In Chaucer male 'soverayntee' is a public mask. As you say, it's in
opposition to 'maistrye'. Because Dorigen and Arveragus are simultaneously
both lovers and spouses they are, in effect, complete: for Arveragus 'swich
lordshipe as men han over hir wyves', for her the agreement that he will
'hir obeye and folwe hir wil in al / As any lovere to his lady...'; 'servant
in love, and lord in mariage' for him, *servant in marriage, lady in love*
for her, presumably. Thus Aurelius, who is Dorigen's social inferior, can
offer only love (adultery as relief from _in_completeness) and only during
Arveragus' absence. The rocks now noticed around the coast are both a
visible obstacle to married love's continuance and completeness and a
defence against the (temporary) completion offered by adultery. To get rid
of them (the prospective lover's impossible task) would be to annul
constraint. And that, in this context, isn't merely impracticable; it's
paradoxical. And since the purpose of setting such a task is purely to
defend Dorigen's relationship with Arveragus, beyond which it's a gesture
empty of meaning, her gesture parallels that of her husband ('for shame of
his degree') when he defensively uses 'soverayntee'.
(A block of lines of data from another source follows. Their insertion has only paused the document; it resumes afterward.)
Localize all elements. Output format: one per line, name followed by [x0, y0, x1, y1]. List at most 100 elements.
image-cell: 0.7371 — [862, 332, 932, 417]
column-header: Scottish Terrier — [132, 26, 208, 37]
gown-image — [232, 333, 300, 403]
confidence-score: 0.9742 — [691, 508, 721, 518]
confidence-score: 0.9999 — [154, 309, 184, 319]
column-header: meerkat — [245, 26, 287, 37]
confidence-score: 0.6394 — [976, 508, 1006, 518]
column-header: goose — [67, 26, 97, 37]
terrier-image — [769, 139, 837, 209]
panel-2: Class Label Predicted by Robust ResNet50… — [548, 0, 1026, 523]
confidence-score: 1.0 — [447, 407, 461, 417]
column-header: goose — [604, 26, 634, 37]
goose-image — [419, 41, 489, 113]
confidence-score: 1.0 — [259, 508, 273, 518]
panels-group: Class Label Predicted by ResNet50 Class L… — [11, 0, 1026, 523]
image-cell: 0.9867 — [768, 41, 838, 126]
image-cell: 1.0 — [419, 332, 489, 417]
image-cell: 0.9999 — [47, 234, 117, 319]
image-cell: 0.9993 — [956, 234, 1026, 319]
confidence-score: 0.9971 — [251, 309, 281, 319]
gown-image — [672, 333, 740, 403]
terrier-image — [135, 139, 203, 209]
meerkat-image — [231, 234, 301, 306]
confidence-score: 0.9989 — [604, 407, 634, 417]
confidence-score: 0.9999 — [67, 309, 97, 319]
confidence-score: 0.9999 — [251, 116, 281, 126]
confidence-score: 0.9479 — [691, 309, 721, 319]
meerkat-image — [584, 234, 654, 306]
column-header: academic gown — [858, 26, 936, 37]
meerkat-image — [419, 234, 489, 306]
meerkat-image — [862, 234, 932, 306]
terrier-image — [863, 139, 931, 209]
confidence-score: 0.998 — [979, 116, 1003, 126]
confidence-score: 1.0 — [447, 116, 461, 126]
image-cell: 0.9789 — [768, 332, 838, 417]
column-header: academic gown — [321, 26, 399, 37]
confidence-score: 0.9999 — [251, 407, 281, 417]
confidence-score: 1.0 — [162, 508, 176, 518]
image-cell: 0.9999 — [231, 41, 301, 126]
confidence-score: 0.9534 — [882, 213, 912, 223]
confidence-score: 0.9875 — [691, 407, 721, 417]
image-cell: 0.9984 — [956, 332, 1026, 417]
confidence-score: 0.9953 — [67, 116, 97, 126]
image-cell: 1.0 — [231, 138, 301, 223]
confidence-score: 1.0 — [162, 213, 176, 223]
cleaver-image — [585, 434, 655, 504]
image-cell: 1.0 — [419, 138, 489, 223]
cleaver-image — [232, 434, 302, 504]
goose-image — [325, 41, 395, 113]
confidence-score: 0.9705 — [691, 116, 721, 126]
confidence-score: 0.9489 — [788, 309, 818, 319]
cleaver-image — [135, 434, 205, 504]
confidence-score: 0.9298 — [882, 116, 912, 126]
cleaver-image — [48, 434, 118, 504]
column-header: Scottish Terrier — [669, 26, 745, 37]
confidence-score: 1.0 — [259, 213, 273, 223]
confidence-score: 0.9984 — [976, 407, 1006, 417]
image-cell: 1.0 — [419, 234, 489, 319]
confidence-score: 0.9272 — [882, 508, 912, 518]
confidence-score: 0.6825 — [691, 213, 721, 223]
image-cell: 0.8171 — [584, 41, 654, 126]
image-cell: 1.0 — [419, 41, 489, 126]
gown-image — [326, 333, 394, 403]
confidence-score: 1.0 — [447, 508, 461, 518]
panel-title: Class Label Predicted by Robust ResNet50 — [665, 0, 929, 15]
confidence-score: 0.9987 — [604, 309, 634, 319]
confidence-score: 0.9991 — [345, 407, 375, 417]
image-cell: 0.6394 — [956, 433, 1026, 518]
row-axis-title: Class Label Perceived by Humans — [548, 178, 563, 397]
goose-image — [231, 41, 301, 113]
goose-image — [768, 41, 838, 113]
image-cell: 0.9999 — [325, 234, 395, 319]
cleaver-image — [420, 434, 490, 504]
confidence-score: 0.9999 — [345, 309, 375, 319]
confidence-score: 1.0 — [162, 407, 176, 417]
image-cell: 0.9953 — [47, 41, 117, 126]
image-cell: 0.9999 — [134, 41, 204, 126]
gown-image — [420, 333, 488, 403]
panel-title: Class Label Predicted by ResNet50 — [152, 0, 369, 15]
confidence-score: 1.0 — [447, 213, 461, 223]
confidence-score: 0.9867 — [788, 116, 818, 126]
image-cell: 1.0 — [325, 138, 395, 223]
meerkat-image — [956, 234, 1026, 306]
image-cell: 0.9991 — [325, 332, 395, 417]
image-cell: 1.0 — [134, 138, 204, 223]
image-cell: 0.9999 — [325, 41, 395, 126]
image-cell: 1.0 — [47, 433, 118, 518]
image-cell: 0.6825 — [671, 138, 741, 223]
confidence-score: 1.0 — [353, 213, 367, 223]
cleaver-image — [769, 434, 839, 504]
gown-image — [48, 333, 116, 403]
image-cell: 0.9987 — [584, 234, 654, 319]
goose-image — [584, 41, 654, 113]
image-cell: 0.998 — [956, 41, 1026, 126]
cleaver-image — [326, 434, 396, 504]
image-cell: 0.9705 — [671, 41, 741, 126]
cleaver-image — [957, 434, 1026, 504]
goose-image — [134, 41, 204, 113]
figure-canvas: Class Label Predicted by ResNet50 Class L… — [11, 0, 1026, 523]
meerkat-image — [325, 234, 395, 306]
Boccaccio's approach is rather different: Cage's 'Permission granted. But
not to do whatever you want,' as it were. There's none of Chaucer's sense of
social guardedness. Thus (in *Filocolo*) both Tarolfo and the husband are
described as 'cavaliere'. Nor does the husband go away, so that what's on
offer from Tarolfo is the _prospect_ of love: its occurring or arising
rather than fading away. In line with this, the impossible task becomes the
creation of a summer garden blooming in midwinter.

What's left over, in Chaucer, is the absence of obstacles (the rocks are
still submerged) and of repressive enforcement (Aurelius wishes to meet his
obligations even though they will break him, but he is released). In
*Filocolo* (but not in the *Decameron*, where it vanishes) the summer garden
is left: love really does last, after all, and even when not reciprocated.
Tebano, its creator, having assumed that Tarolfo's failure means no payment,
refuses it even when it is offered: 'nor would he take anything of Tarolfo's
('né di quello di Tarolfo volle alcuna cosa prendere').

In these terms the *freedom* of Chaucer's 'Which was the moste free, as
thinketh yow?' strikes me has having significantly different implications
from the 'liberalità' in Boccaccio's 'Now it is to be wondered as to which
of them had shown the greatest generosity' ('Dubitasi ora quale di costoro
fosse maggiore liberalità').

And, of course, the multiple oppositions being explored within and between
these versions of the tale(s) between discipline & repressiveness,
liberality & licence, harshness & generosity and so forth are
applicable to much wider social contexts.